As $\displaystyle x +y = 50$, $\displaystyle y = 50 -x$
So our formula becomes, $\displaystyle A = x (50-x) = 50x - x^2$.

To find the extremum point, we will differentiate it and $\displaystyle A' = 0$ will give us the extremum point.

$\displaystyle A = 50x - x^2$
$\displaystyle A' = 50 - 2x$
$\displaystyle A' = 50 - 2x = 0$
$\displaystyle x = 25$

There's an extremum point at $\displaystyle x = 25$, but we don't know whether it's a minima or a maxima. The second derivative test will help us to determine what it is

If $\displaystyle A''(25) > 0$, then it's a minima. If $\displaystyle A''(25) < 0$, it's a maxima.

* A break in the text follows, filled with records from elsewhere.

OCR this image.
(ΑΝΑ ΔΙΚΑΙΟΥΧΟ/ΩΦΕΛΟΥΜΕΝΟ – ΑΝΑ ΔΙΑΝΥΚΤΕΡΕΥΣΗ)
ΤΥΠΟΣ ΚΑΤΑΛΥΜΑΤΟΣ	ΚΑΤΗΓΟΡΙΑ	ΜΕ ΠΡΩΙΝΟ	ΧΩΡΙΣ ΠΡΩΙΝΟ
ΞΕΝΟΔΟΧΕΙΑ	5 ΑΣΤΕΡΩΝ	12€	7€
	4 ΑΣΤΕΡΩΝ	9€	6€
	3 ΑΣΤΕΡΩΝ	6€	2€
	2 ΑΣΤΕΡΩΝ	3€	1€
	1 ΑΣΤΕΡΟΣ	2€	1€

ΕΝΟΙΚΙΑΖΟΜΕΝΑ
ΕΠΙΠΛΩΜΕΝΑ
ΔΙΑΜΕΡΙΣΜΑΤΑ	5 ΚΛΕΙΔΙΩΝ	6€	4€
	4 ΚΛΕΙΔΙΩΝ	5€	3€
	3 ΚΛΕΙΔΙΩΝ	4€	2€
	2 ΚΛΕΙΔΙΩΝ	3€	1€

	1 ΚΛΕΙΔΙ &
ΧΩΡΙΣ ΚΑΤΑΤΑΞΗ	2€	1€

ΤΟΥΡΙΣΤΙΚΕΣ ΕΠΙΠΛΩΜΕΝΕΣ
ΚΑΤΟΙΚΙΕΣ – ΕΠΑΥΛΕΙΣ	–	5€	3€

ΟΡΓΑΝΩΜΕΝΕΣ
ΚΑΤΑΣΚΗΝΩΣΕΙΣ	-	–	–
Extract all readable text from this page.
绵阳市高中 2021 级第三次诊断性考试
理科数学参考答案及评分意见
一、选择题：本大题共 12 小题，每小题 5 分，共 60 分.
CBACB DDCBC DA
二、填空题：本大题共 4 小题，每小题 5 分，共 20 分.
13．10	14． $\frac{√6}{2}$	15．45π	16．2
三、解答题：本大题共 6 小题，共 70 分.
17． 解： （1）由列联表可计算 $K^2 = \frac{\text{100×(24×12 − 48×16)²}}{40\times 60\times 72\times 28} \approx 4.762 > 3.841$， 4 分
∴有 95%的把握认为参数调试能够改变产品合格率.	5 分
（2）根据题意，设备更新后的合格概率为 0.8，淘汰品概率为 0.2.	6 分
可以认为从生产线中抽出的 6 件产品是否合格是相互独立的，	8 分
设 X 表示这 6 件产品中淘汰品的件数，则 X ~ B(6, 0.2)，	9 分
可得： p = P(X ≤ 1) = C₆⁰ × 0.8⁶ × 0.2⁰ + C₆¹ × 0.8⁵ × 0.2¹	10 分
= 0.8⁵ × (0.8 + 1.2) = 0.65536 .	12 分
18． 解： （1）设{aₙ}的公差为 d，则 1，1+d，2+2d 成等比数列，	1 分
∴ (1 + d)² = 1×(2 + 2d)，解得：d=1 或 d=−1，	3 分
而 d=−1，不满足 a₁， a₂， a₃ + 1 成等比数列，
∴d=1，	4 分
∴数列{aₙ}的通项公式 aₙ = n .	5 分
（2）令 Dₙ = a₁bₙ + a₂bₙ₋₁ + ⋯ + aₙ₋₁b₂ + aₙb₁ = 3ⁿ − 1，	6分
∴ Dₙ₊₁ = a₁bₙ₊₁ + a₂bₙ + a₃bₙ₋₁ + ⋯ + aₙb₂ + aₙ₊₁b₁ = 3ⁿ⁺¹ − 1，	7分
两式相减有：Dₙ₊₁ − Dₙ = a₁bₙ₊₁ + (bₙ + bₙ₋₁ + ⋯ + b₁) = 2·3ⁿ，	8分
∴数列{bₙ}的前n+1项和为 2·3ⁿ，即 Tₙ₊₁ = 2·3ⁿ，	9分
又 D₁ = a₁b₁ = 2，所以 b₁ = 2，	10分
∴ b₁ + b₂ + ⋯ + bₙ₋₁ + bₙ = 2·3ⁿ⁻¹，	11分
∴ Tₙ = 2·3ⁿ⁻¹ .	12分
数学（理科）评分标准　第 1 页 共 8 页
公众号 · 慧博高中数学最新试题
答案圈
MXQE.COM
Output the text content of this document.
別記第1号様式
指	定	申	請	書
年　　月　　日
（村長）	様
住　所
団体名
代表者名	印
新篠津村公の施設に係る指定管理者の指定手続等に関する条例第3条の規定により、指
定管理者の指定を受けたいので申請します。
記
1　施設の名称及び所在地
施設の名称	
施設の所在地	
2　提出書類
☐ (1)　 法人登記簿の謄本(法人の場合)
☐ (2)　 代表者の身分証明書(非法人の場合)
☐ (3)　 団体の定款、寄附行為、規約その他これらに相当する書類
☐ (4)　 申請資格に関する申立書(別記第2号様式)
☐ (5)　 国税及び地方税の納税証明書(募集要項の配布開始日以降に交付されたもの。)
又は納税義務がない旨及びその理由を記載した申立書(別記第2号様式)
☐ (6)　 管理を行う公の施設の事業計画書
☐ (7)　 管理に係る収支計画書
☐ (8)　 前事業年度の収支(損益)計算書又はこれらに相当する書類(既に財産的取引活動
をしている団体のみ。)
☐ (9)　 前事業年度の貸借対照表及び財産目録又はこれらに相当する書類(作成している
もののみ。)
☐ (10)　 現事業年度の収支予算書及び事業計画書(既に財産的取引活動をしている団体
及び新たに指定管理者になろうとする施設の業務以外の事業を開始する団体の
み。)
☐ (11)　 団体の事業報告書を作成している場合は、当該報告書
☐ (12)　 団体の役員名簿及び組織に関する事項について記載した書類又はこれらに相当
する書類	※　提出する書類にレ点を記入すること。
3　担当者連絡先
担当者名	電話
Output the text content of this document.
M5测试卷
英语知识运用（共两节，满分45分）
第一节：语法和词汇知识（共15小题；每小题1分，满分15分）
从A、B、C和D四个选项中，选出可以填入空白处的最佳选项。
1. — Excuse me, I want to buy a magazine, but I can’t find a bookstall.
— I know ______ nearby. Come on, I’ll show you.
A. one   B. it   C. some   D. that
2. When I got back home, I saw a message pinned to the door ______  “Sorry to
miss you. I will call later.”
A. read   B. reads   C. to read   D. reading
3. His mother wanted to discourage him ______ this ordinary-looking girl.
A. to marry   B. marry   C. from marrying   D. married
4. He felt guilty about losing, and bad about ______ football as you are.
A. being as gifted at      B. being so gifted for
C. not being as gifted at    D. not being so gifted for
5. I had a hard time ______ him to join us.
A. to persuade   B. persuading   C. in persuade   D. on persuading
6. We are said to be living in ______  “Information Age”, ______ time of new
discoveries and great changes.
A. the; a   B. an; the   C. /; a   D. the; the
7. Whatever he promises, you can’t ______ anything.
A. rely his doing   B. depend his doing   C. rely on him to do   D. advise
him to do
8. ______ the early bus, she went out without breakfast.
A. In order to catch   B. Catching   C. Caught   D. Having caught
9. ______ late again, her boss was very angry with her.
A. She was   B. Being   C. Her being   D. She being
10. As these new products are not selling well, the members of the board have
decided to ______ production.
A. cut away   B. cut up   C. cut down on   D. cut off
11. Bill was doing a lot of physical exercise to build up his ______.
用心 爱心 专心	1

$\displaystyle A = 50 x - x^2$
$\displaystyle A' = 50 - 2x$
$\displaystyle A'' = -2$
$\displaystyle A''(25) = -2$, which is less than 0 and which makes our point a maxima

So $\displaystyle x = 25$ will give us the maximum area.

3. x+y=50
so
50=x+y>=2*sqrt(x*y) (when x=y then x+y=sqrt(x*y))
so we have x*y<=25^2=625 (when x=y=25)

Calculus is unnecessary

4. Originally Posted by invite_moon
x+y=50
so
50=x+y>=2*sqrt(x*y) (when x=y then x+y=sqrt(x*y))
so we have x*y<=25^2=625 (when x=y=25)
Your solution is OK, but can you apply it to more complicated functions?

Originally Posted by invite_moon
Calculus is unnecessary
This question is posted under the Calculus forum, so I treated it like any optimization question.